I heard on the news this morning that Katyushas hit the area around Afula last night. They are inching closer to our home, though still far enough away that we haven’t begun thinking about sleeping in our protected room, which is currently our home office. I’d be lying if I didn’t admit that I was scared, scared that they will start firing missiles at our town as well. I find myself wondering whether or not the woman who runs my son’s daycare has a plan of action, and I wonder where my husband will take cover near his workplace. Should we think about spending time with friends and family scattered around the south? I have fleeting thoughts about taking my son to the US for a while if things continue to get worse. I’d rather be considered a coward and a traitor than put my son’s life at stake in order to prove a point, to show that I can stand defiantly in the face of danger.

If before this mess began we were a country of news junkies, it has now turned into an epidemic. Everyone on the train (which is now totally packed – standing room only) is either reading the news or talking about it.
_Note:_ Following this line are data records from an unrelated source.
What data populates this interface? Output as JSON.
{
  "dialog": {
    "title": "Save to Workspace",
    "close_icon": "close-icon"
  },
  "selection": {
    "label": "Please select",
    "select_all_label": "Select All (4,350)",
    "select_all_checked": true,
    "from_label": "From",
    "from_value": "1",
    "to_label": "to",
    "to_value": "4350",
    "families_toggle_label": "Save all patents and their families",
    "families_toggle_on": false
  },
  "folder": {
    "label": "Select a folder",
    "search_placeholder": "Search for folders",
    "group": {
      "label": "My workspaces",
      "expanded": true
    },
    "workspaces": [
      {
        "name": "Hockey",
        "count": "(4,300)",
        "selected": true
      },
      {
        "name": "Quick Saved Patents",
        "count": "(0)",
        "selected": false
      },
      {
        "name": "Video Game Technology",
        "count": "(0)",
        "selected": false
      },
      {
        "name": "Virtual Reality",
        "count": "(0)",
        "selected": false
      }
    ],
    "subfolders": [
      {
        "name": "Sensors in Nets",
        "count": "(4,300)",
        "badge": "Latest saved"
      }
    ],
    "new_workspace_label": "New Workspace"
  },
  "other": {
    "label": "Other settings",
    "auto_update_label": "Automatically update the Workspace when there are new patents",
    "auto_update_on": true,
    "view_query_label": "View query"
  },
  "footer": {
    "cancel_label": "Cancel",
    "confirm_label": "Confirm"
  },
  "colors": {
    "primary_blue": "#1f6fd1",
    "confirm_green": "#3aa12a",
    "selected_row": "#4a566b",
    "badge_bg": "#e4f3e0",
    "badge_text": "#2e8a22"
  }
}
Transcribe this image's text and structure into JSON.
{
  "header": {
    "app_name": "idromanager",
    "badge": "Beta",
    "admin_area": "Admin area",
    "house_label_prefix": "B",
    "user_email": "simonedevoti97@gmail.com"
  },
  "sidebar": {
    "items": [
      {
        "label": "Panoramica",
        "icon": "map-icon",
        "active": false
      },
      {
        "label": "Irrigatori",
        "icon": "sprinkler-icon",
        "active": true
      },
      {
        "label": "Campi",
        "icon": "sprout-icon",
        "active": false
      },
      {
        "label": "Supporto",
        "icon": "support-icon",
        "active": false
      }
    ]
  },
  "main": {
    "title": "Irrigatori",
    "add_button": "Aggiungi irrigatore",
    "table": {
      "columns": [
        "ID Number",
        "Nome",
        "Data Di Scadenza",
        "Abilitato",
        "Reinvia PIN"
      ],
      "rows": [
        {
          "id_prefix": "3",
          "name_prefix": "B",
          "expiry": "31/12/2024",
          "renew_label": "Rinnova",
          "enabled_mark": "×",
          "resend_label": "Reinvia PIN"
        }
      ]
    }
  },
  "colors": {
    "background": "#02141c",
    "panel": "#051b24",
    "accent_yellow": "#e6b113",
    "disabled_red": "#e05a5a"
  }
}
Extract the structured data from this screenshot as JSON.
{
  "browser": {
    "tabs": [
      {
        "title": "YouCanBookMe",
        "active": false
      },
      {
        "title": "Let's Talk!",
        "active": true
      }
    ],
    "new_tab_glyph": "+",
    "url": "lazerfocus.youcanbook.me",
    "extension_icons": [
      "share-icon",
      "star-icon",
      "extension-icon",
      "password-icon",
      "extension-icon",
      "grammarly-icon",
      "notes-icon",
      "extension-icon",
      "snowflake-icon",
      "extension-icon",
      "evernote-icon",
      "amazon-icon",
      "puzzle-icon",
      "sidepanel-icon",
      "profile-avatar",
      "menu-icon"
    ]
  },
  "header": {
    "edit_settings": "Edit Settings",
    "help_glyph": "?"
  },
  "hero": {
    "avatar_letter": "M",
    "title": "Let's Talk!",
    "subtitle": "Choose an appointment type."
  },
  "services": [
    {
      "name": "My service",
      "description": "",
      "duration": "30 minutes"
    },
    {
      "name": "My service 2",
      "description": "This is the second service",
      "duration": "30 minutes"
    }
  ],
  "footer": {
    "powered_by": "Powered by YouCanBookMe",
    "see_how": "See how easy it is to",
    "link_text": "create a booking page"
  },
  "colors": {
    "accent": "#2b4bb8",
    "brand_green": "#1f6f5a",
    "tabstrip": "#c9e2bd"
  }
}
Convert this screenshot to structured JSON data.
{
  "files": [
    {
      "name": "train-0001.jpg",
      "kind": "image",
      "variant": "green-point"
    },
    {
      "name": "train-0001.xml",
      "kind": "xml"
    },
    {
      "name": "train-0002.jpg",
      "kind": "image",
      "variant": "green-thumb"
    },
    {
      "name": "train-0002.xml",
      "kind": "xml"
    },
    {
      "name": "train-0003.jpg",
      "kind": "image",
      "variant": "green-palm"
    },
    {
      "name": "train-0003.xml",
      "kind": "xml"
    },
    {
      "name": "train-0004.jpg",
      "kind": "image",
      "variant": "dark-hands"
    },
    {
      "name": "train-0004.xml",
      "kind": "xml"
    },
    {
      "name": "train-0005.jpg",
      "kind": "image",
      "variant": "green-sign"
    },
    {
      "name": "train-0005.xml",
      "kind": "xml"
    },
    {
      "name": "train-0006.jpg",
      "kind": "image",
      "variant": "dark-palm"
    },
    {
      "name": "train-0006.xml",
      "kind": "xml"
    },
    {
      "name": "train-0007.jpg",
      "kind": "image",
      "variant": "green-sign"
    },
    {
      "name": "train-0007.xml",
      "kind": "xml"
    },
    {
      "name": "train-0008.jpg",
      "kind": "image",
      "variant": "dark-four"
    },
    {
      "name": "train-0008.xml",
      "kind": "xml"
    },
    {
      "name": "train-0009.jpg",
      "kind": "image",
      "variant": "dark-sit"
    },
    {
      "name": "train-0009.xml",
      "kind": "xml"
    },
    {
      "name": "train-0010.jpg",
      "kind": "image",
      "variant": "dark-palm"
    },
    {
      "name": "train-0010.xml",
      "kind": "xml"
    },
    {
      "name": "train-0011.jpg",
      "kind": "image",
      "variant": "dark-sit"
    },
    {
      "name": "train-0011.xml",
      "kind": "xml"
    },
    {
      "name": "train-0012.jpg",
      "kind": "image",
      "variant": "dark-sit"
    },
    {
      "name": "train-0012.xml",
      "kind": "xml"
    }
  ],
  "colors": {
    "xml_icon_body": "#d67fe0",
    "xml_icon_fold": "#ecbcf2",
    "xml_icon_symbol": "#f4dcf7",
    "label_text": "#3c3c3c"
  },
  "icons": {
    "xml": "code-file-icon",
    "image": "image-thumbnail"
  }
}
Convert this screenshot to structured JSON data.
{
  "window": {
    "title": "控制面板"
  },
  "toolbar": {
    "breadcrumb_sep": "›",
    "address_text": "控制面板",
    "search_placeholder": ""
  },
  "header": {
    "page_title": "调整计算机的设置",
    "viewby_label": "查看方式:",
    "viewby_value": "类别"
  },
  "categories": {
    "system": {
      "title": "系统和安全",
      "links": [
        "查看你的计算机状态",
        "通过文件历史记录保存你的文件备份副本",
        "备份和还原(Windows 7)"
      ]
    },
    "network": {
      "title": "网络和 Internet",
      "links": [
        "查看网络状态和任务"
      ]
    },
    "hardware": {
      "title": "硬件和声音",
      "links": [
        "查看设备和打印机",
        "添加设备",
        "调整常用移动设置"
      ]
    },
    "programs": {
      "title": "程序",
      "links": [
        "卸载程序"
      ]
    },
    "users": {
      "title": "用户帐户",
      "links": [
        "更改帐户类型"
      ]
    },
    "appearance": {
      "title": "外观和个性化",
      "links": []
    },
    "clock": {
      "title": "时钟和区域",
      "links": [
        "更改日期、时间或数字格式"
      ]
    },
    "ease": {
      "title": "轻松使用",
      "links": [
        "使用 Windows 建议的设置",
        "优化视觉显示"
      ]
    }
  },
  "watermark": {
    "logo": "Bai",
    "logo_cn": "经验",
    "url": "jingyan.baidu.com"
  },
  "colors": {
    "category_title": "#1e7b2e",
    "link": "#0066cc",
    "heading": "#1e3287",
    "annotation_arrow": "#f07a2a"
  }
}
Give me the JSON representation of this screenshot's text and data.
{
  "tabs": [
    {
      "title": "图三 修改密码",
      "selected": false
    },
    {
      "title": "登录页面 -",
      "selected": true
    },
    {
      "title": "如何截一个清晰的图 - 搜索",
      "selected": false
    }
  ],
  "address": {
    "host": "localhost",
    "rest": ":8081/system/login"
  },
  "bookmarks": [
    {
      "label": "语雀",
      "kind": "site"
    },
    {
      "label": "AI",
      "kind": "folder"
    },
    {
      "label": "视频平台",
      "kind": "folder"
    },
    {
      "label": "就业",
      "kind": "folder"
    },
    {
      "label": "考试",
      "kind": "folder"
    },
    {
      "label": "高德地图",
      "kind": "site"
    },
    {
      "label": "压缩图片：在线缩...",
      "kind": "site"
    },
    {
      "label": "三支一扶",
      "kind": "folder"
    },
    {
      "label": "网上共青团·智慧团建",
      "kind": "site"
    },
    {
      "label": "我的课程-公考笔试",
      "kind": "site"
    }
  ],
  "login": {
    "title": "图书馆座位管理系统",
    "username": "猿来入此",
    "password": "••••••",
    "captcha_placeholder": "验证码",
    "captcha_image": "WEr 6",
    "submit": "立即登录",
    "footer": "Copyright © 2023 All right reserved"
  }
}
It permeates every aspect of our lives and there is no escape. I have a newspaper in my bag that I picked up in the station, a free newspaper put out for train commuters with morning and evening editions. Nearly every story deals with a different aspect of “the situation”, and those that don’t are equally depressing. I scanned it quickly, turning pages impatiently while looking for the Sudoku puzzle, the only bit of content that would bring me any joy. I turned on the computer instead, knowing that this would probably be the only time I’d have to blog today, and feeling like I had to write something. Any spare moments at work will be spent on the news sites, keeping track of the latest developments in this insane war we are conducting with a terror organization.

This whole situation is just so, oh, I don’t know. Insane? Crazy? Horrifying? Pick your word of choice. It is astounding to me that just one week ago, life was relatively normal as we followed the antics of Zizou and wondered whether our president had been sticking his hands in places where they didn’t belong. Purchased my ticket to Amsterdam and thought about buying an MP3 player (suggestions, anyone?). Life was essentially good. Then suddenly, in the blink of an eye, we were deep in the shit, with no end in sight. And there really is no end in sight as the missiles continue to fall and we all go into war mode. I am emotionally battered, though otherwise okay. I want to see the Hizbollah destroyed, but at the same time, I just want it all to be over. It’s been less than a week, and I am already tired of the fear, the news of the dead and wounded. I am tired of the defiant speeches given by Olmert and Nasrallah, vowing to fight until they win, while we the people are the ones running for cover. I do not want to have to know what to do if there is a Katyusha attack, and I do not want to have to placate my friends and loved ones abroad, knowing that I do not feel as secure as I am trying to sound. I am wondering when my son will suddenly say the word “Katyusha”, and I am wondering whether it will make me laugh or cry.

Stop the war, please. I want to get off.